Assuming the opposition can hang on, it wouldn’t be surprising to see other brave souls come forward. When people are getting jailed, tortured, and killed, furious relatives in proud accomplished families can rise up. They might come from the clergy, the Revolutionary Guard Corps itself, or, like Mousavi, the lay religious notables. One day we won’t see them; the next day we will. The real issue for the opposition, and the regime, is how many Iranians are willing to die for political change. The frightened and paranoid way the regime reacted to the death of the beautiful Neda Agha-Soltan should tell everyone how scared Khamenei’s people are of women dying for the cause. Iran’s reform movement has in great part been pushed forward by women. A deeply conservative society in rapid social transition, the Islamic Republic doesn’t handle well brutality aimed at females—even highly Westernized ones. Kill a woman from the wrong family, and the regime could have hell to pay....

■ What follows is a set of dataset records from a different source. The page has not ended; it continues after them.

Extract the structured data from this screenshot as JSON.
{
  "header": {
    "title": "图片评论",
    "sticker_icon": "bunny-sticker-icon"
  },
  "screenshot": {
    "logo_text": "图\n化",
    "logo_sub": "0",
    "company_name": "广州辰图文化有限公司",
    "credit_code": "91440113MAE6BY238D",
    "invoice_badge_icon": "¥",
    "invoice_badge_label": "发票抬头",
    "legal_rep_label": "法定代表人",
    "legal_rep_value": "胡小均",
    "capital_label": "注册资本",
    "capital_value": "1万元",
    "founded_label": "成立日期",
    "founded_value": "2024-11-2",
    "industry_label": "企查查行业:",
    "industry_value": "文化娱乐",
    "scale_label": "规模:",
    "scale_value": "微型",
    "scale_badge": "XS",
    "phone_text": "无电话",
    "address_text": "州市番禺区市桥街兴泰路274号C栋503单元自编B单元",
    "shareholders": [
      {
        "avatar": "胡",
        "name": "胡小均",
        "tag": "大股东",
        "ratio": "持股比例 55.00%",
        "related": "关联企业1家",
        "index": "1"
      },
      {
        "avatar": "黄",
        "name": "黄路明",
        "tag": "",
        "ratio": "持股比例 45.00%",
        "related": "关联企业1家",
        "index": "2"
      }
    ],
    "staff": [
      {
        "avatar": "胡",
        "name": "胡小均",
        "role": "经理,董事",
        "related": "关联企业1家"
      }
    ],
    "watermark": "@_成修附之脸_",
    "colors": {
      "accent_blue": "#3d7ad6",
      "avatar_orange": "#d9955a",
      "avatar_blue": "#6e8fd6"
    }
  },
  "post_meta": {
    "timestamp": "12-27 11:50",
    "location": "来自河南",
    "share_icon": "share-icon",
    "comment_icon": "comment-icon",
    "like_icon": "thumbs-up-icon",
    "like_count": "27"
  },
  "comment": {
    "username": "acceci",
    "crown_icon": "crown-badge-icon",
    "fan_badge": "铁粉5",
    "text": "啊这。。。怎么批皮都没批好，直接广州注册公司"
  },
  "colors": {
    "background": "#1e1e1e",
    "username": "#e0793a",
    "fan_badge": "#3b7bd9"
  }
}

Which brings us to what America should do while the Iranians fight this out. It’s an odd fate that the United States should have as president a man with Muslim third-world roots who conducts foreign policy in the manner of George H.W. Bush. Under Democratic and Republican presidents, the United States fought a cold war against the Islamic Republic, waiting for the regime to start cracking from its internal contradictions. That’s now actually happening, and we’ve heard faint praise from the administration for the Iranians who are struggling against a regime that has repeatedly shed American blood. We are witnessing the most momentous struggle for the Muslim heart and soul in the Middle East, between despotism and democracy, religious militancy and moderation, and President Obama gives the distinct impression that he’d rather have a nuclear deal with Khamenei than see the messiness that comes when autocracy gives way to representative government....

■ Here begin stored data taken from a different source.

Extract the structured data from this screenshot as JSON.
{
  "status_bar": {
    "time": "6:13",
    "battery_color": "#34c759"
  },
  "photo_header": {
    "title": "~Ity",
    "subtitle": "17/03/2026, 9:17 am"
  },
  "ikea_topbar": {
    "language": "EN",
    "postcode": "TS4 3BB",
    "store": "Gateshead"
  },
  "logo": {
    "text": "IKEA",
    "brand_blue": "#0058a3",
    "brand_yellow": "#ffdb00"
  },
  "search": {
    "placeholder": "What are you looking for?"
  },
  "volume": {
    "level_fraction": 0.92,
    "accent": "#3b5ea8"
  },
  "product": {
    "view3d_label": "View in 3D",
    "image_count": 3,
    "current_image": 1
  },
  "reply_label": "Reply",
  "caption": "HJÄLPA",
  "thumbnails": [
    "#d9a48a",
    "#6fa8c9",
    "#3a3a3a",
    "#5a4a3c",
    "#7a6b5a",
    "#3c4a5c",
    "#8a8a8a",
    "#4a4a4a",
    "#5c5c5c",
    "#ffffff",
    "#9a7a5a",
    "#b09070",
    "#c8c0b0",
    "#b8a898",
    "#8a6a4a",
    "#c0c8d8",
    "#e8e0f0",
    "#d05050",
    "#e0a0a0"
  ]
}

President Obama could rightly claim that his outreach policy toward the Islamic Republic helped create the tumult that we’ve seen since June 12. But it’s a bow that the president so far hasn’t wished to take. John Limbert, the deputy assistant secretary for Iran and a former hostage, wrote a wonderful little book about his favorite country. The title, Iran: At War with History, captures what’s been going on in Persia since Limbert spent 444 days in captivity there. President Obama likes to describe himself as a “student of history.” If so, he should appreciate how far Iranians have come since 1979. They are an old and great people struggling desperately to integrate the humane political traditions of the West with their own culture and faith. The American president should lend them a helping hand.